I don’t disagree with the title of this article, that for longevity the 60/40 balanced portfolio is too conservative. The author says the problem isn’t bonds however, but rather human lifespan. We’re living too long these days, so you need to go heavier on the stocks. And I’ve felt this way for many years as well.
The author then takes a detour into bond ladders, mentioning specifically the ETF $LDDR. This invests in Treasuries from 30 days to 10 years, with a 25 basis point fee, and claims you can get $900 per month per $100,000 invested. And I don’t see how he arrives at that figure.
The ETF $LDDR has a dividend of about 3.8%, which is about a third of what it would need to be for that ROI. What am I missing?

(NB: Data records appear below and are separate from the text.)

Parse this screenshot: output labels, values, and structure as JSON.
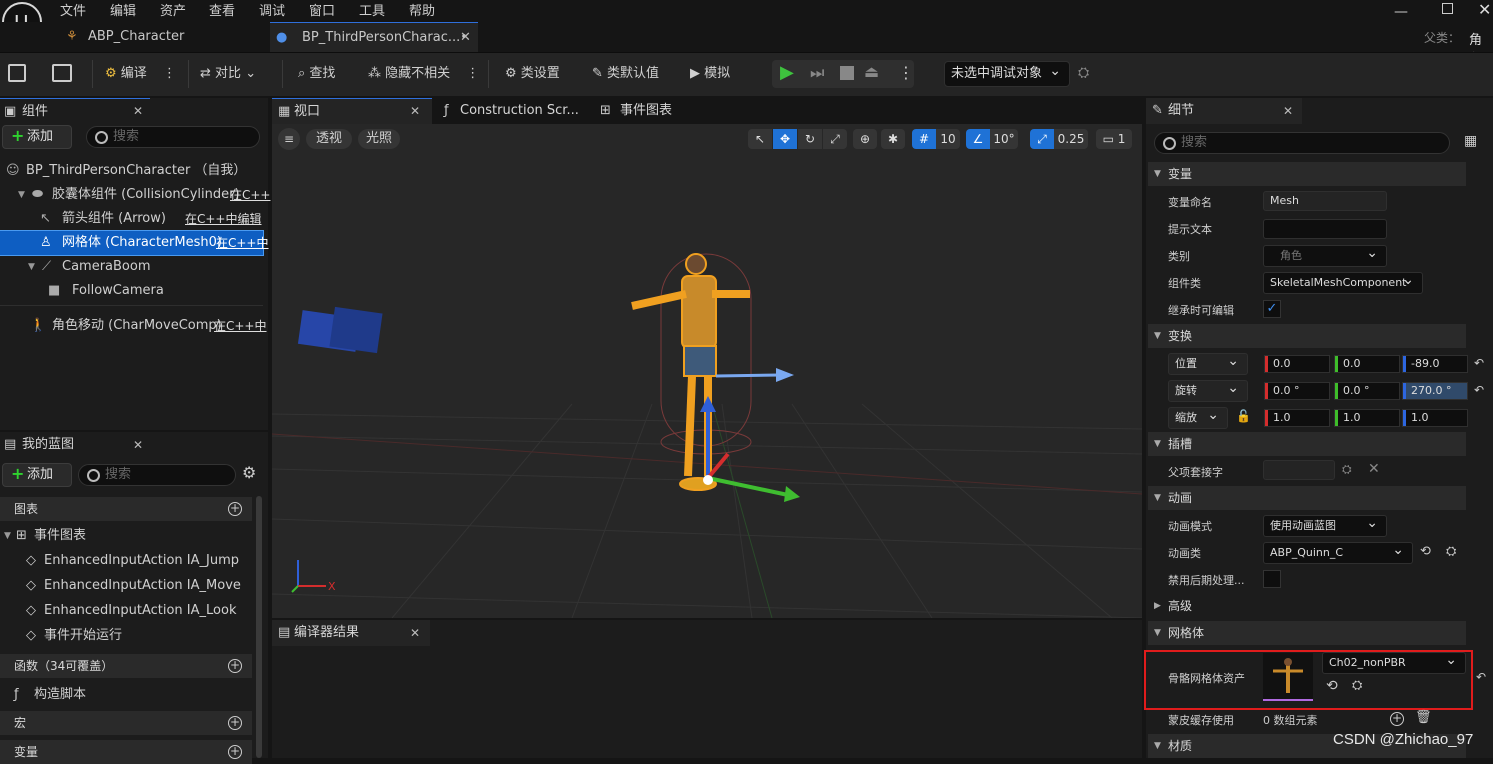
{
  "menu": [
    "文件",
    "编辑",
    "资产",
    "查看",
    "调试",
    "窗口",
    "工具",
    "帮助"
  ],
  "tabs": [
    {
      "label": "ABP_Character"
    },
    {
      "label": "BP_ThirdPersonCharac...•"
    }
  ],
  "parent": {
    "label": "父类：",
    "value": "角色"
  },
  "toolbar": {
    "compile": "编译",
    "diff": "对比",
    "find": "查找",
    "hide_unrelated": "隐藏不相关",
    "class_settings": "类设置",
    "class_defaults": "类默认值",
    "simulate": "模拟",
    "debug_target": "未选中调试对象"
  },
  "components": {
    "tab": "组件",
    "add": "添加",
    "search_placeholder": "搜索",
    "items": [
      {
        "name": "BP_ThirdPersonCharacter （自我）",
        "edit": ""
      },
      {
        "name": "胶囊体组件 (CollisionCylinder)",
        "edit": "在C++"
      },
      {
        "name": "箭头组件 (Arrow)",
        "edit": "在C++中编辑"
      },
      {
        "name": "网格体 (CharacterMesh0)",
        "edit": "在C++中"
      },
      {
        "name": "CameraBoom",
        "edit": ""
      },
      {
        "name": "FollowCamera",
        "edit": ""
      },
      {
        "name": "角色移动 (CharMoveComp)",
        "edit": "在C++中"
      }
    ]
  },
  "mybp": {
    "tab": "我的蓝图",
    "add": "添加",
    "search_placeholder": "搜索",
    "graphs_label": "图表",
    "event_graph": "事件图表",
    "events": [
      "EnhancedInputAction IA_Jump",
      "EnhancedInputAction IA_Move",
      "EnhancedInputAction IA_Look",
      "事件开始运行"
    ],
    "functions_label": "函数（34可覆盖）",
    "construct": "构造脚本",
    "macros": "宏",
    "variables": "变量"
  },
  "viewport": {
    "tabs": [
      {
        "label": "视口"
      },
      {
        "label": "Construction Scr..."
      },
      {
        "label": "事件图表"
      }
    ],
    "perspective": "透视",
    "lit": "光照",
    "grid": "10",
    "angle": "10°",
    "scale": "0.25",
    "camera_speed": "1",
    "axis_x": "X"
  },
  "compiler": {
    "tab": "编译器结果"
  },
  "details": {
    "tab": "细节",
    "search_placeholder": "搜索",
    "sections": {
      "variable": "变量",
      "transform": "变换",
      "sockets": "插槽",
      "animation": "动画",
      "advanced": "高级",
      "mesh": "网格体",
      "materials": "材质"
    },
    "var_name_label": "变量命名",
    "var_name": "Mesh",
    "tooltip_label": "提示文本",
    "tooltip": "",
    "category_label": "类别",
    "category": "角色",
    "component_class_label": "组件类",
    "component_class": "SkeletalMeshComponent",
    "editable_label": "继承时可编辑",
    "location": {
      "label": "位置",
      "x": "0.0",
      "y": "0.0",
      "z": "-89.0"
    },
    "rotation": {
      "label": "旋转",
      "x": "0.0 °",
      "y": "0.0 °",
      "z": "270.0 °"
    },
    "scale": {
      "label": "缩放",
      "x": "1.0",
      "y": "1.0",
      "z": "1.0"
    },
    "parent_socket_label": "父项套接字",
    "anim_mode_label": "动画模式",
    "anim_mode": "使用动画蓝图",
    "anim_class_label": "动画类",
    "anim_class": "ABP_Quinn_C",
    "disable_post_label": "禁用后期处理...",
    "skeletal_mesh_label": "骨骼网格体资产",
    "skeletal_mesh": "Ch02_nonPBR",
    "skin_cache_label": "蒙皮缓存使用",
    "skin_cache": "0 数组元素"
  },
  "watermark": "CSDN @Zhichao_97"
}
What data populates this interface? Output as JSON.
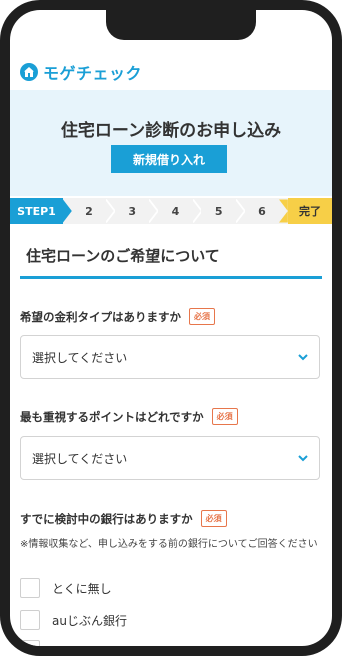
{
  "brand": {
    "name": "モゲチェック"
  },
  "hero": {
    "title": "住宅ローン診断のお申し込み",
    "button": "新規借り入れ"
  },
  "steps": [
    {
      "label": "STEP1",
      "state": "active"
    },
    {
      "label": "2",
      "state": "todo"
    },
    {
      "label": "3",
      "state": "todo"
    },
    {
      "label": "4",
      "state": "todo"
    },
    {
      "label": "5",
      "state": "todo"
    },
    {
      "label": "6",
      "state": "todo"
    },
    {
      "label": "完了",
      "state": "final"
    }
  ],
  "section": {
    "title": "住宅ローンのご希望について"
  },
  "questions": [
    {
      "label": "希望の金利タイプはありますか",
      "required": "必須",
      "select_value": "選択してください"
    },
    {
      "label": "最も重視するポイントはどれですか",
      "required": "必須",
      "select_value": "選択してください"
    },
    {
      "label": "すでに検討中の銀行はありますか",
      "required": "必須",
      "note": "※情報収集など、申し込みをする前の銀行についてご回答ください",
      "options": [
        "とくに無し",
        "auじぶん銀行"
      ]
    }
  ],
  "colors": {
    "accent": "#1a9fd6",
    "required": "#e7764b",
    "done": "#f7cf47",
    "hero_bg": "#e7f4fb"
  }
}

Snake oil salesman Edelman is withdrawing $500 month of capital from the account to get the $900/month “return”. It’s not sustainable unless you’re growing the portfolio – which you’re not if you’re spending the bond coupon.
{{ … These ETFs also offer a tax advantage to investors. Using the 10-year bond ladder ETF as an example, investors receive $900 a month from a $100,000 investment, and only about $400 is from the bond interest payment that is taxable. }}
I think I just figured out what this fund is doing. The monthly returns are bond interest, but also return of capital as bonds mature on the ladder. For example, over the 10 year period maturing bonds are never re-invested, the capital is returned to you. So after 10 years it has all been returned to you, with some interest, and your investment falls to zero.